The government has taken no chances and has deployed a heavy security cover with 35,000 to 40,000 troops including police, the army, BSF and CRPF for the safe passage of pilgrims. Munir Ahmad Khan, IGP Kashmir also held a security review meeting with all the stakeholders and emphasised on co-ordination between all service providers and security agencies.
In the past, there have been no major incidents of violence against the outsiders in the Valley especially against the Amarnath pilgrims. People believe that Kashmir has a history of warm hospitality. However, they also fear any untoward incident. “I think there is nothing to worry about and yatra shall go smoothly. But one can’t ignore fringe elements, so the state should ensure proper security. This time security personnel must be instructed to be people-friendly so as to avoid any untoward incident,” Javid Ahmad from Anantnag told Firstpost.

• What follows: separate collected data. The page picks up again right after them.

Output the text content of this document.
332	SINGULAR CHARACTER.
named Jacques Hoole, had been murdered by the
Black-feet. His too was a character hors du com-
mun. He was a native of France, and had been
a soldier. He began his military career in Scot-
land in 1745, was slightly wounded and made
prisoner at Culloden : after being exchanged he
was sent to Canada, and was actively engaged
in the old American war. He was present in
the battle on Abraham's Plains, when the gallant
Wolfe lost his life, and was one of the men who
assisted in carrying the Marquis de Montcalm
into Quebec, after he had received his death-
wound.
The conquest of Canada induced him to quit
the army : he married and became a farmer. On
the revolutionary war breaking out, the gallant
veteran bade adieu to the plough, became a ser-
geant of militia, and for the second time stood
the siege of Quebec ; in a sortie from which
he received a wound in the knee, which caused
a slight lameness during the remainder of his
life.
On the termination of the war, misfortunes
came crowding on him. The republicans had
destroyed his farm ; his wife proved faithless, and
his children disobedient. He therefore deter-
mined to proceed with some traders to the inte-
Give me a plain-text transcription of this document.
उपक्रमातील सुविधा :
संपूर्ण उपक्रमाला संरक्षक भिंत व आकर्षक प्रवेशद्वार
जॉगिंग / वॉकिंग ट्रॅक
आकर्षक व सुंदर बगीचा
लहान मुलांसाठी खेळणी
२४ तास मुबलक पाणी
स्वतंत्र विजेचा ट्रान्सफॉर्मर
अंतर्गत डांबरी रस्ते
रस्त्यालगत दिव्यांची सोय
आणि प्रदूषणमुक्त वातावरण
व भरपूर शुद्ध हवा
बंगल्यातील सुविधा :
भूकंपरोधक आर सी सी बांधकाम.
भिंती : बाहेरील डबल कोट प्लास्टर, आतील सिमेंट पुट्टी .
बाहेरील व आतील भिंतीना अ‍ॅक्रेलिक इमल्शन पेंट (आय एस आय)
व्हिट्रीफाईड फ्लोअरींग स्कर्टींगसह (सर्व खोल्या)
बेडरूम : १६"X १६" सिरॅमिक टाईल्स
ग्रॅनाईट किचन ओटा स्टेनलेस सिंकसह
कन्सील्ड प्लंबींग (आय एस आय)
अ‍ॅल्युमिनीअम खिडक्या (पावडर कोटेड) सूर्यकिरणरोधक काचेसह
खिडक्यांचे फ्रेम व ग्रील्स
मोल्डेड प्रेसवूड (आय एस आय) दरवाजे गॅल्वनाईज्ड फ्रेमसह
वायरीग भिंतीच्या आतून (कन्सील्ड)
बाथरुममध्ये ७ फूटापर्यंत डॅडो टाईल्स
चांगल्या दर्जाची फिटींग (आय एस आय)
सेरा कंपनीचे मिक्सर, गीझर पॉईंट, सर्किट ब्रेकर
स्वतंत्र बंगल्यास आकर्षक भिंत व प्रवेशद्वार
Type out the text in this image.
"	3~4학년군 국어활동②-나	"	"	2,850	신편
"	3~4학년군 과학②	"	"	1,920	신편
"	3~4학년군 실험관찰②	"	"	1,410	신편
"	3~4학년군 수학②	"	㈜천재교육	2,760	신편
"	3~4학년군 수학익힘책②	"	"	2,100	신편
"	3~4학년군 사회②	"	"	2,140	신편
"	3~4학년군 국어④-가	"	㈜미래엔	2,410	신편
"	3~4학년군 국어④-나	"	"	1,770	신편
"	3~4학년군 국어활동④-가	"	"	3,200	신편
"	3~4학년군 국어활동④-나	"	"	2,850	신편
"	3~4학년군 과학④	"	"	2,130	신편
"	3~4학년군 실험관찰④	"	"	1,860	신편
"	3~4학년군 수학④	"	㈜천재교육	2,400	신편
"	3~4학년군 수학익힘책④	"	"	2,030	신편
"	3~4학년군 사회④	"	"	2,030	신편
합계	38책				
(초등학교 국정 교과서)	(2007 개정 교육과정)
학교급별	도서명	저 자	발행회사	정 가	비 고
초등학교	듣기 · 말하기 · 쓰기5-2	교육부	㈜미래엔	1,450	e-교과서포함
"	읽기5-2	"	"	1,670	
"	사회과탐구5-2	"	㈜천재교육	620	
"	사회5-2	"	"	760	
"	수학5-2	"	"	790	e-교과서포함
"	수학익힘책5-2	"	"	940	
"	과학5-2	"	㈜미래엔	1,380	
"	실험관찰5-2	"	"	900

Speaking of the threat perception for the Amarnath Yatra, a senior intelligence official, speaking on the condition of anonymity, told Firstpost, “Amarnath Yatra in the past has been held mostly peacefully, but this time with heightened anti-India feelings and increased radicalisation in the Valley, we are taking no chances. Even a one-off, isolated incident can spark tensions in this surcharged environment. We are also monitoring social media since it has been misused in mobilisation and for fuelling unrest.”
With the first batch of pilgrims beginning its arduous journey to the holy cave, all those involved in the organisation and security of the Yatra are keeping their fingers crossed hoping that this year’s affair turns out to be peaceful, which may bring some calm to the frayed nerves of the Valley.